Chapter 8
The squad was nowhere to be seen when Fay finally rose from the grogginess of the vision. She was back in the tent, wearing a basic shirt and pants, feet bare. The sheets were cool against her arms, soft, like a gentle touch. She wasn’t cold, though, and as she sat up, letting the sheets fall to her waist, she looked around. Then she realised she wasn’t alone.
Lucilla stirred in one of the nearby beds, sitting up slowly, blinking. She pushed back her pale blonde hair with a decisive sweep of her hand, then shoved her legs out, standing up in a sharp movement. With a frown she looked around, saw Fay was watching her.
“Where’s the squad?”
“Beats me. I just woke up.”
“You were killed?” Lucilla asked with a frown.
“Me? No. I…I collapsed. I think.
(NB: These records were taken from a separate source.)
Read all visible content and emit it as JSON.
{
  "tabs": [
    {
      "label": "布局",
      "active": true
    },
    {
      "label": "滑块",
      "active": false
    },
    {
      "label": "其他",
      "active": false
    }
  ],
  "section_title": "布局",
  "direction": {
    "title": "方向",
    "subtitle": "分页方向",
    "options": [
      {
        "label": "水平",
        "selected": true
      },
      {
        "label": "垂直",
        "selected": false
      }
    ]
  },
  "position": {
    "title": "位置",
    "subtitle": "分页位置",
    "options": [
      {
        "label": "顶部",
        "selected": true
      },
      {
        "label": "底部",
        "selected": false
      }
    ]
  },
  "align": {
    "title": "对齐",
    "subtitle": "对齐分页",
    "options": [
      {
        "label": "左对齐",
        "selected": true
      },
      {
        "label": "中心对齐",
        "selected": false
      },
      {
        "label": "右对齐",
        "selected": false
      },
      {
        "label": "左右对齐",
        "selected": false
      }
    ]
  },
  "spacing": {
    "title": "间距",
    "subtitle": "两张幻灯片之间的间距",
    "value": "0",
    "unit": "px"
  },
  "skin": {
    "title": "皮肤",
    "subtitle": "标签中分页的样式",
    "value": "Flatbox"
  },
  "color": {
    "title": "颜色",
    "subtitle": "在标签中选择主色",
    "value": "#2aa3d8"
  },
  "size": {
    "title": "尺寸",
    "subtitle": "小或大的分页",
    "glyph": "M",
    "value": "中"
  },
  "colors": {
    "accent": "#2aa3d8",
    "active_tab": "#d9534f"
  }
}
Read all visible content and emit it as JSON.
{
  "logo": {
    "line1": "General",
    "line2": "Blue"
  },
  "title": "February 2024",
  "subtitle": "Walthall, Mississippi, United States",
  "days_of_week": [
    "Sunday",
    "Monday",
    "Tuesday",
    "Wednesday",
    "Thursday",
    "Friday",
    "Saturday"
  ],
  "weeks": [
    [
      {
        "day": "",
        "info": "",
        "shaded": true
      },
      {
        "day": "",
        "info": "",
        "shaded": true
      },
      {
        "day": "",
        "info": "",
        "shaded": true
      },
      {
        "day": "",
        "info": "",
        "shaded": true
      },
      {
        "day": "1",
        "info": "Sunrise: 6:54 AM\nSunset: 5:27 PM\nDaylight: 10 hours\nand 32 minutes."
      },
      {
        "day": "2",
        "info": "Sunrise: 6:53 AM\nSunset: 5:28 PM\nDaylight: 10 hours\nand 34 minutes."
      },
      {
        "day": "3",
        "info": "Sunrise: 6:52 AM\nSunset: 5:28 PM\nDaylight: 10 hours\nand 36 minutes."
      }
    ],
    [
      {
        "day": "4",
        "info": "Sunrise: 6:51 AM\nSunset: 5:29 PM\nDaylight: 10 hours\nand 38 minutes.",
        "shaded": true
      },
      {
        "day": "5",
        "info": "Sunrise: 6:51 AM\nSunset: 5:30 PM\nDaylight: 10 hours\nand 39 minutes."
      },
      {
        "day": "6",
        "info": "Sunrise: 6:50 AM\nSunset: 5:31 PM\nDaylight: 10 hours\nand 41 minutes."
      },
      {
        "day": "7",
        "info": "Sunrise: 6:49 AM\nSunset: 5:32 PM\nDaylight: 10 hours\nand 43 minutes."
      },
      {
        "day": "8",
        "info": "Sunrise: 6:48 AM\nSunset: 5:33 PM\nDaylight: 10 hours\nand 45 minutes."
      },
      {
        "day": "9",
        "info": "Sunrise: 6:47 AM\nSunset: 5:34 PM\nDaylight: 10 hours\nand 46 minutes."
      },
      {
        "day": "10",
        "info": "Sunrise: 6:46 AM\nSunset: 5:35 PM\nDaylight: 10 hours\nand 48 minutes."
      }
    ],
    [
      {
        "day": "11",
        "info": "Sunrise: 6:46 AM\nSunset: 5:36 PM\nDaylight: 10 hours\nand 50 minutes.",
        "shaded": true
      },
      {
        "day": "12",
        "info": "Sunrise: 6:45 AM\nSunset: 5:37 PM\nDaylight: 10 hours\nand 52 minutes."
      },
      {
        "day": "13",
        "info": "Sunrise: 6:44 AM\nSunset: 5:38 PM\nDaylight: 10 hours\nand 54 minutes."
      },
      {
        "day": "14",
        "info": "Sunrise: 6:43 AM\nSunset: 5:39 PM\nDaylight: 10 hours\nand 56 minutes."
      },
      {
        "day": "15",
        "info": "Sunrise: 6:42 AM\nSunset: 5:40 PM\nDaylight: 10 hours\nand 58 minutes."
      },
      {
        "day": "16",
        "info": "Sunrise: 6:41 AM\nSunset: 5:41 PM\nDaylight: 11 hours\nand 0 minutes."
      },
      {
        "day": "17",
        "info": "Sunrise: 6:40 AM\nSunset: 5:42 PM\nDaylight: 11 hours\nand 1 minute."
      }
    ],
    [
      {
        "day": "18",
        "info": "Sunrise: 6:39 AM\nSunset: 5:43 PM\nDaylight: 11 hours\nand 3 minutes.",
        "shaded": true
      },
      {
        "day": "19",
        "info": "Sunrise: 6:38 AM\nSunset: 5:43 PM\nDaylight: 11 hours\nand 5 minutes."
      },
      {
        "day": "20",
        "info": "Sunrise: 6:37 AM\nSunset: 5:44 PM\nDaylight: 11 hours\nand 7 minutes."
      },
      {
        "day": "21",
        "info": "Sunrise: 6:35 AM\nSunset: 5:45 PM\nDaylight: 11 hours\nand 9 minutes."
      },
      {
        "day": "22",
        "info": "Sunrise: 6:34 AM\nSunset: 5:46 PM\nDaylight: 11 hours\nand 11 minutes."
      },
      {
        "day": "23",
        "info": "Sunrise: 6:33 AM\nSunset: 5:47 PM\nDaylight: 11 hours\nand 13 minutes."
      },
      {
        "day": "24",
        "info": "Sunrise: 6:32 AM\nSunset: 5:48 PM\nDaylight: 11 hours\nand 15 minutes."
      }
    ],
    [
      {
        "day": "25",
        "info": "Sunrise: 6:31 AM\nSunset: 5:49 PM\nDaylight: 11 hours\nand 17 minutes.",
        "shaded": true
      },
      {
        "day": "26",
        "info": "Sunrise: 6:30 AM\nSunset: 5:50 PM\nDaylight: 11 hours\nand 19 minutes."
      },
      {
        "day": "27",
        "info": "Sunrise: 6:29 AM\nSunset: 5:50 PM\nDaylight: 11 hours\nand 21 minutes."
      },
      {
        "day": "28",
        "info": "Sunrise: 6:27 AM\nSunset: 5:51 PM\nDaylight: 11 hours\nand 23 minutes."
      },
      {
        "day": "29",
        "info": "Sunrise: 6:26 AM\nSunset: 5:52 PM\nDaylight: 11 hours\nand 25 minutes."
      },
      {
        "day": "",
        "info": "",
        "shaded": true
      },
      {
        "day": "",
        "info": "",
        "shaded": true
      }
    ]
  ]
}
Pretty sure I wasn’t hurt,” said Fay, scrambling for an answer – better to be known for random blackouts than visions.
People got jumpy when they thought you were psychic.
The answer, at least, seemed to satisfy Lucilla, even if her mind was elsewhere. “Can’t handle blood?”
“Blood I can handle,” said Fay. “I don’t know. I just blackout sometimes. It was something I expected would’ve stopped happening after I turned. Imagine my surprise when it didn’t.”
It was a lie and she was laying it on thick. She had to. They might forgive her for visions, jumpiness aside, but if they knew what she saw, then she was dead. A one-way ticket to Tartarus was guaranteed and though she wanted to go there, get answers if possible, she wanted to go there on her own terms. Who knew what might happen if she was sent.
“I’m not normally so sloppy,” said Lucilla awkwardly.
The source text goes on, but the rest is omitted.